The following video is an excellent tutorial to understand how Snowflake can perform both as a Data Lake and Datawarehouse.
https://www.youtube.com/watch?v=jmVnZPeClag
The following articles on Snowflake are also worth a perusal:
https://www.snowflake.com/workloads/data-warehouse-modernization/
https://www.snowflake.com/guides/data-lake
The following key concepts are important to understand to appreciate how Snowflake works:
- Snowflake separates compute with storage and each can be scaled out independently
- For storage, Snowflake leverages distributed cloud storage services like AWS S3, Azure Blob, Google Cloud Storage). This is cool since these services are already battle-tested for reliability, scalability and redundancy. Snowflake compresses the data in these cloud storage buckets.
- For compute, Snowflake has a concept called as "Virtual warehouse". A virtual warehouse is a simple bundle of compute (CPU) and memory (RAM) with some temperory storage.
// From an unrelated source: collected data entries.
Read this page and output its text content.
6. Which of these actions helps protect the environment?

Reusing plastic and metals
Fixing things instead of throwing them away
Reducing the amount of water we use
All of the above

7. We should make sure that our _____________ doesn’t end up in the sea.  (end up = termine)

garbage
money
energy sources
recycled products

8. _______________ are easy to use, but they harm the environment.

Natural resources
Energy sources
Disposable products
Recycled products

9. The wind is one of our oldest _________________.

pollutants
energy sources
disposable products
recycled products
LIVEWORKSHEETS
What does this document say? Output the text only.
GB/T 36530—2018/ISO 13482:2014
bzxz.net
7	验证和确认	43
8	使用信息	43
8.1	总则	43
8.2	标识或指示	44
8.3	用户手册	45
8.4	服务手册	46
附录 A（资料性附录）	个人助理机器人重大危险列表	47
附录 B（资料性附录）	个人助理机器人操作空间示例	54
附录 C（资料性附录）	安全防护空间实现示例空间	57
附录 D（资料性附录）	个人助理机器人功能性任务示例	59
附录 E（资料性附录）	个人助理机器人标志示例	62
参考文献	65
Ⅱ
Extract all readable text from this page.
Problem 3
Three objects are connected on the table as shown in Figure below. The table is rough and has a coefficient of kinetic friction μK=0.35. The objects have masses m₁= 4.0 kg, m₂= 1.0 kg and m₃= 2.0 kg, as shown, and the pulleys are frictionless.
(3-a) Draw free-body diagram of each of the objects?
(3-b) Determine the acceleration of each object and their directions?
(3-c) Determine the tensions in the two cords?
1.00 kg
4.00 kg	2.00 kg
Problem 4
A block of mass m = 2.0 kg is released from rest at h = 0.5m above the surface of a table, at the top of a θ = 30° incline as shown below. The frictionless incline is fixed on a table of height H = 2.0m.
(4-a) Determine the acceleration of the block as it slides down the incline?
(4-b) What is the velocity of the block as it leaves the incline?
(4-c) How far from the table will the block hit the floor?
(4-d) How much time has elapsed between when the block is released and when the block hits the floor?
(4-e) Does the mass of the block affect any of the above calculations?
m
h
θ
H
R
All SQL queries are executed in the virtual warehouse.
- Snowflake can be queried using plain simple SQL - so no specialized skills required.
- If a query is fired more frequently, then the data is cached in memory. This "Cache" is the magic that enables fast ad-hoc queries to be run against the data.
- Snowflake enables a unified data architecture for the enterprise since it can be used as a Data Lake as well as a Data warehouse. The 'variant' data type can store JSON and this JSON can also be queried.